⚠️ Çin Uygur Türklerine zulüm yapıyor !!
⚠️ Oruç tutmalarını, ibadet etmelerini yasaklıyor !!
❌ YAŞANAN İNSAN HAK İHLALLERİ ❌
Çin uzun yıllardan beri bölgedeki Uygur ve Kazaklar başta olmak üzere Müslümanlara karşı pek çok insan hakları ihlali gerçekleştirmiş ve bu durum da insan hakları örgütlerince sık sık raporlara geçirilmiştir.
Doğu Türkistan’da Uygurlara karşı pasaport verme zorlaştırılmaktadır. Bu durum en temel insan haklarından biri olan seyahat özgürlüğünün kısıtlanması olarak algılanmaktadır.
Yasaya göre, Doğu Türkistan’da birlikte namaz kılmak, dini giysilerle iş yerlerine gitmek, kadınların başörtüsü takması ve kişinin İslam dini mensubu olduğunu gösteren diğer sembolleri kullanması suç sayılmaktadır.
Ayrıca öğrenciler ve devlet memurları için oruç tutmak da yasaklanmıştır.
Bu haberler senelerdir, özellikle de Ramazan aylarında tekrar tekrar zuhur ediyor.
Malûm geçtiğimiz ay yine basına yansıdı. Akabinde de Çin karşıtı gösteriler ve saldırılar patlak verdi. Hatta bunun ucu Çinli sanılan diğer Uzakdoğululara kadar uzandı.
Peki bu iddialar doğru mu?
Geçtiğimiz hafta Cumhurbaşkanı Erdoğan’a eşlik ettiğimiz Çin gezisi sırasında yaptığım görüşmelerle anlamaya çalıştım.
ÖNCELİKLE: UYGUR TÜRKLERİ ÇİN’ deki TEK AZINLIK MI?
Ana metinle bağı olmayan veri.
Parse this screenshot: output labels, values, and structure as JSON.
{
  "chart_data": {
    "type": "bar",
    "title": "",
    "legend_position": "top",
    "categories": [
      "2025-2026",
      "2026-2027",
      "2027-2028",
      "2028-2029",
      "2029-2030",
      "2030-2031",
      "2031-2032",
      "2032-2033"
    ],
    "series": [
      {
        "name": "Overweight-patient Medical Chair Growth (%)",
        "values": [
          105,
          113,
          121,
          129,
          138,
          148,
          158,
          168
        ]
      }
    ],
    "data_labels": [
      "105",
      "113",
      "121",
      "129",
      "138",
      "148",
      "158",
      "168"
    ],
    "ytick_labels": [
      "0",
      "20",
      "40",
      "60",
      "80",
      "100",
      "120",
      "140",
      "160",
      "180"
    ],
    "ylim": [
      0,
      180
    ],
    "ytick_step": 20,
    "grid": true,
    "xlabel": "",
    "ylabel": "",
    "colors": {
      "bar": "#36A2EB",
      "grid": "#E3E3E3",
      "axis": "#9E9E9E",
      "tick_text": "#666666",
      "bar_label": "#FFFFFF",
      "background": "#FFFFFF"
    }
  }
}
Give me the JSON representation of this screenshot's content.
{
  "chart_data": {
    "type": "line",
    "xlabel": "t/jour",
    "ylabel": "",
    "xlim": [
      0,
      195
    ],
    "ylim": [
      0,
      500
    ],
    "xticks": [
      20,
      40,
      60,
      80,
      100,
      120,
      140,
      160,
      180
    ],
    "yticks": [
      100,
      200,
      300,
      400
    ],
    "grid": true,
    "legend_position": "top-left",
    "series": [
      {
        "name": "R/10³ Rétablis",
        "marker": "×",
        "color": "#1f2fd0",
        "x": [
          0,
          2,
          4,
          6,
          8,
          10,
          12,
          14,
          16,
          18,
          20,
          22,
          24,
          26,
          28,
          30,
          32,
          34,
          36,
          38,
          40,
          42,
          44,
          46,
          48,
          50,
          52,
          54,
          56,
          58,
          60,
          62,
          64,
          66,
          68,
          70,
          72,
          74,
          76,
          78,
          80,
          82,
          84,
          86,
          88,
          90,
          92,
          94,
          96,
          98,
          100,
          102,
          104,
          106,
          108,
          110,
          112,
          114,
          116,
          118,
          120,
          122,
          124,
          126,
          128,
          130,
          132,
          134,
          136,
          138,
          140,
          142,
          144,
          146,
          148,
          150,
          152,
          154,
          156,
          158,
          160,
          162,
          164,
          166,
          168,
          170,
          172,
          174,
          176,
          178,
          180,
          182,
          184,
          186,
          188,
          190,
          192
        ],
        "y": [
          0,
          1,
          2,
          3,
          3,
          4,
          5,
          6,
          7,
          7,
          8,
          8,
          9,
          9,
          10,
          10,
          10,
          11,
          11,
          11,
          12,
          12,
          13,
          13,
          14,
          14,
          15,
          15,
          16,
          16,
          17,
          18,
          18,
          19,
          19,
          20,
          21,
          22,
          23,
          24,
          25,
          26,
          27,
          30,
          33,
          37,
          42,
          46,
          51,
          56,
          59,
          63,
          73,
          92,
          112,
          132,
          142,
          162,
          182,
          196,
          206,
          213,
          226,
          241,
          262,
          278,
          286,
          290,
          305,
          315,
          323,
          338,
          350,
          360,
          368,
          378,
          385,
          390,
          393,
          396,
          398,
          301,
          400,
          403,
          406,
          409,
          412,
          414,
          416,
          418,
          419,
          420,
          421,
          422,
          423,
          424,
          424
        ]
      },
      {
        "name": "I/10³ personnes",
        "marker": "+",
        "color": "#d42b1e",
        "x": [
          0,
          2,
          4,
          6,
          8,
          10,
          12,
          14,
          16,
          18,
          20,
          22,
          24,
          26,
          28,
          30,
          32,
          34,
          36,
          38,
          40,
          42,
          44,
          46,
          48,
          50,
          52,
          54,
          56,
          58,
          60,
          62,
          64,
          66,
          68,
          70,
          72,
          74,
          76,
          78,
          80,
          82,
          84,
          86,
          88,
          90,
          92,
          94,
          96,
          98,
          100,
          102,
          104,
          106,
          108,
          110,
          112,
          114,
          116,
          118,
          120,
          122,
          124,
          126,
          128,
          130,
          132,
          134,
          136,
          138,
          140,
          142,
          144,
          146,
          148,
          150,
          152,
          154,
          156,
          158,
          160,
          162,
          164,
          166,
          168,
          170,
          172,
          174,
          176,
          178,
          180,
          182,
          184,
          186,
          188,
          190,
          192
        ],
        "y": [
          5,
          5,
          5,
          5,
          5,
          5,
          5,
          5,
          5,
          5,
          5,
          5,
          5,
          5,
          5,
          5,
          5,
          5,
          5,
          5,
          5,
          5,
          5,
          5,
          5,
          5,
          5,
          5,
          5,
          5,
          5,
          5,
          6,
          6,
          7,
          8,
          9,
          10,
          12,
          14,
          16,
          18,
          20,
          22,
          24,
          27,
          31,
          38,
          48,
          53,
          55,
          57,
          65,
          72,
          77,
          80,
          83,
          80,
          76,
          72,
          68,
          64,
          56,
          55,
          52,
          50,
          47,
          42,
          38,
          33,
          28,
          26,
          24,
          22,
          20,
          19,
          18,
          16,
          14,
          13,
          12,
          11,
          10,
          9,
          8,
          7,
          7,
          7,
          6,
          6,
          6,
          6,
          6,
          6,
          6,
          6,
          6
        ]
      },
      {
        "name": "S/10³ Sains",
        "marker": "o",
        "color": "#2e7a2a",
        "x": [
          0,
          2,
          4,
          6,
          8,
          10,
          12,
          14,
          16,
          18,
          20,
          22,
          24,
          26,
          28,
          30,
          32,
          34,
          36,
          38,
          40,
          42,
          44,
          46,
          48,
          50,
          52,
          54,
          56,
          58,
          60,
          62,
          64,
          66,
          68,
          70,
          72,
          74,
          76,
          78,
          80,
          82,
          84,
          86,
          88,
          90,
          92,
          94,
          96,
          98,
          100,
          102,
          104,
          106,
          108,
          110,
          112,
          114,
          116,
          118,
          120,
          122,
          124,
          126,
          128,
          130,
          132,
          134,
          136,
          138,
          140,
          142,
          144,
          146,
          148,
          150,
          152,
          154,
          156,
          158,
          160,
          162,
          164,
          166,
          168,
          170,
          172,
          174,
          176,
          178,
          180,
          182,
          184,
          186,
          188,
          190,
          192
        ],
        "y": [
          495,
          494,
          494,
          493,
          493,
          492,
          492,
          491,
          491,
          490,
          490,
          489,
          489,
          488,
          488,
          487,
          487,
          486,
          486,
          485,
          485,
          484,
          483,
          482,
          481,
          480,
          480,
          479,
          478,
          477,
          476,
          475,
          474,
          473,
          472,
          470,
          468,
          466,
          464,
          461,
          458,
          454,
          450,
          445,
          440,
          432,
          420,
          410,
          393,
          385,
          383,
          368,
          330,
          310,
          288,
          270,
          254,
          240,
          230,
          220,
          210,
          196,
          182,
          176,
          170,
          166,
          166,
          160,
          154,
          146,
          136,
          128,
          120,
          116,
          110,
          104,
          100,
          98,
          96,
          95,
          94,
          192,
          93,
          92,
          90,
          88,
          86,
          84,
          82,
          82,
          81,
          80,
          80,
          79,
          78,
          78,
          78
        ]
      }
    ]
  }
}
Çin’in nüfusu 1.4 milyar. Bunun yüzde 92’si Han ırkından. Geri kalan yüzde 8’in içinde ise 55 ayrı etnik grup var.
Müslümanlar ise sadece 19 milyon. Yani neredeyse nüfusun yüzde biri. Resmi rakamlara göre bunun 9,5 milyonu Uygurlar. Ancak Uygurlulara sorarsanız bu rakam 15 milyon.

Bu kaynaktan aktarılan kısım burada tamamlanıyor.